Bugün, Dostoyevski'nin Karamazov Kardeşler isimli metnini bitirdim. Yaklaşık iki haftalık bir yolculuk oldu benim için. İletişim Yayınlarından, Ergin Altay çevirisi ile okudum.
Bir baba ile üç oğlu arasındaki ilişkileri anlatsa da, metin sanırım başlı başına hayatın tam da kendisi. Kurt Vonnegut bu metin için şöyle demiş: "Hayatta öğrenmek istediğiniz ne varsa hepsini Karamazov Kardeşler'de bulursunuz."
Bana kalırsa Fyodor Pavloviç'in üç oğlu hayatta boğuştuğumuz üç temel yönü yansıtıyor: Büyük oğul Mitya için tutku ve şehvet, ortanca oğul Ivan için akıl ve mantık, küçük oğul Alyoşa içinse masumiyet ve iyilik diyeceğim. Yalnızca meta ile var olabilen fakat bana kalırsa oldukça da zeki bir adam olan Fyodor Pavloviç'in yaşamı, kendisinin hiç de beklemediği bir son ile bitiyor. Babanın hayatının bittiği yerde, oğulları kendilerini var etme savaşı veriyor. Mitya, babası ile girmiş olduğu rekabetin sonucunda talihsiz bir vaziyetin içine düşüyor. İnsanoğlunun içindeki tutkuyu ve şehveti yansıtan büyük oğul, aynı zamanda hukuksuzluğun girdabında boğuluyor.

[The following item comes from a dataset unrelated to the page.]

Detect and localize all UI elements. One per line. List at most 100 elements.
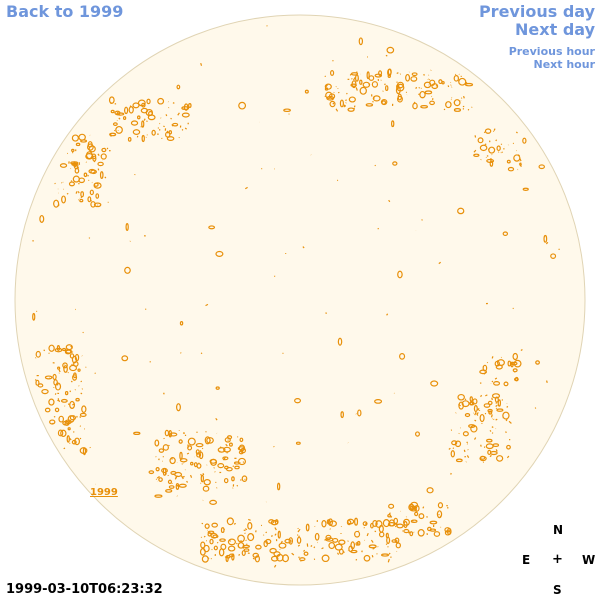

Metin boyunca Mitya'nın karakterinde beni kendine çeken bir şeyler bulamadım lakin yaşadıklarından çok etkilendim.
Metindeki favori karakterlerimden biri Ivan oldu, bazı açılardan onu kendime benzettim. Soğuk ve mesafeli bir yapısı olan Ivan, kendi düşüncelerine ve zihnine sıkı sıkıya bağlı. Çağın masumiyetini temsil eden iyi kalpli küçük oğlan Alyoşa ise; henüz tam yolunu bulamamış masum bir melek. Onu da bazı açılardan kendime benzettim.
Üç kardeşin babalarını tanımaları ve babalarını kaybetmeleri arasında geçen uzun süre boyunca satırların çoğunu büyük bir merakla okudum. Dostoyevski'nin kalemine diyecek hiçbir sözüm yok, Rusya; topraklarında böyle bir kalem yetiştiği için çok şanslı.
Metnin en ilginç karakteri ise Smerdyakov'du bana göre. Kişiliği, yapısı ve kendi olma çabası ilk etapta dikkat çekmese bile, metnin kilit karakteri olmayı başarıyor. Metindeki en zeki fakat en duygusuz karakterin de o olduğunu söyleyebilirim. Yaşamın onu savurduğu noktada, sanki çocukluğunun intikamını alıp bu dünyadan çekip gidiyor. Hem ürkek hem de cesur bir karakter. İnsan; geçmişi muamma olunca geleceği daha hızlı görmek istiyor. Zihninden geçenleri tam olarak anlamak mümkün değil; duymuyor duyumsuyor.
Metin yalnızca baba ve oğulları arasında ilerlemiyor; Rus ülküsü, toplum yapısı, tarihi, sosyalizm, din ve dünya işleri üzerine öyle bölümler var ki; insan gerçekten okurken hayret ediyor. Özellikle "büyük engizisyoncu" ve "mahkeme" bölümlerinde soluğum kesildi. En çok hüzünlendiğim yer de İlyuşacığın hayatı oldu.
Bir metin okursunuz ve metin sizi sağaltıp dönüştürür, elbet her metin yapamaz bunu. İnsan değişmez fakat kulağına bir parça öykü çalınır. Siz de kendi öykünüzle okuduğunuzu birleştirip yol alırsınız. Böylesine bir metni açıklayabilmek, üstüne laf da söylemek hiç haddime değil. Zaten genel olarak bunu başaramadım okuduğunuz üzere. Son olarak şunu söylemek isterim; bu metni okumadan hayattaki yolculuğunuzu tamamlamayın. Belki yolculuk bitince masum İlyuşacık ile karşılarız bir yerlerde.